Pakaian Sintetis Mengandung Kimia Berbahaya

Sementara itu, pakaian sintetis juga mengandung senyawa kimia phtalate dan triclosan. Paparan phthalates ini berkaitan dengan gangguan endokrin yang dapat mempengaruhi sistem reproduksi, perkembangan, dan fungsi hormon tubuh.

Kemudian, lanjut Rafika, senyawa triclosan dapat mengganggu fungsi tiroid dan sistem endokrin. Paparan jangka panjang akibat senyawa kimia juga bisa mengakibatkan resistensi antibiotik, kondisi bakteri, virus, jamur dan parasit tidak mampu dimatikan oleh antibiotik.

BACA JUGA: Terbangkan Drone, Peneliti Cilik Temukan Mikroplastik di Langit Kediri

Pakaian berbahan sintetis tidak hanya berisiko pada kesehatan. Limbah dari pakaian ini juga menjadi salah satu penyumbang mikroplastik di lingkungan, terutama sungai.

“Maka dari itu, untuk mengurangi pencemaran lingkungan, masyarakat mesti meminimalisasi gaya hidup fast fashion dan tidak membeli baju terus-menerus. Masyarakat juga bisa memilih pakaian dengan serat kain berbahan dasar organik, misalnya katun atau wol,” imbuh Rafika.

Sebagian Orang Sulit Percaya

Fashion Designer asal Los Angeles, Don Kaka dalam sebuah videonya di Instagram pun menyampaikan bahwa bahan nilon dan poliester pada pakaian atletik terbuat dari campuran plastik. Namun, lanjutnya, banyak orang belum percaya terhadap fakta ini.

“Sepertinya mereka bahkan tidak percaya padaku saat aku memberi tahu mereka soal hal itu. Kenyataan itu memang sulit mereka terima, tetapi justru telah menyebabkan penyakit dalam diri mereka,” kata Kaka.

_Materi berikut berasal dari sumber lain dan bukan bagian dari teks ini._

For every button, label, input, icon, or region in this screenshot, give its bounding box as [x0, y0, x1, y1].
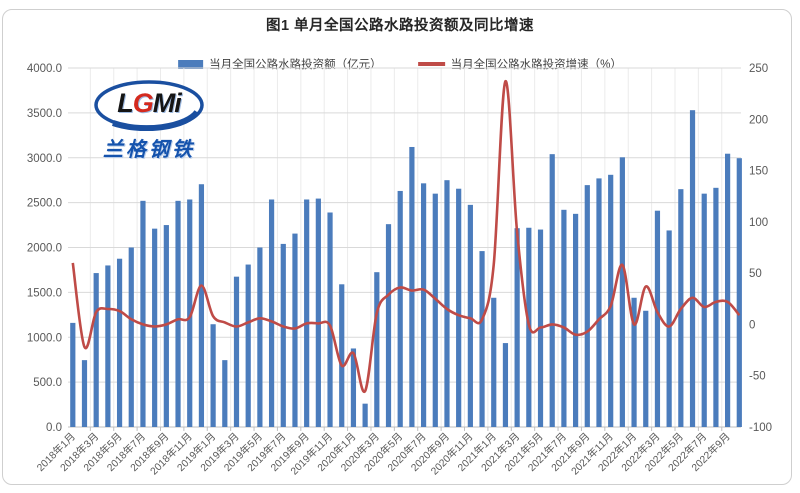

Kaka menambahkan, bahan nilon dan poliester telah diproses secara murni dari plastik. Maka dari itu, tak heran apabila pakaian ini dapat menyerap kelembapan. Sebab, ada banyak bahan kimia yang digunakan dalam proses pembuatannya.

Indonesia Konsumsi Mikroplastik Terbanyak

Indonesia, Malaysia, dan Filipina menduduki peringkat teratas dalam daftar konsumsi mikroplastik per kapita global. Penemuan itu berdasarkan hasil riset yang terbit dalam jurnal Environmental Science & Technology.

Secara keseluruhan, penelitian ini menemukan bahwa masyarakat Indonesia mengonsumsi sekitar 15 gram mikroplastik per bulan. Jumlah itu lebih banyak dibandingkan negara lain yang sebagian besar partikel plastik berasal dari sumber air seperti makanan laut. Jumlah tersebut juga meningkat 59 kali lipat selama tahun 1990 hingga 2018.

Sementara itu, riset ini menunjukkan bahwa Tiongkok, Mongolia, dan Inggris menduduki peringkat teratas dalam daftar negara-negara yang paling banyak menghirup mikroplastik. Studi oleh peneliti Cornell University, Fengqi You ini telah memetakan serapan mikroplastik di 109 negara.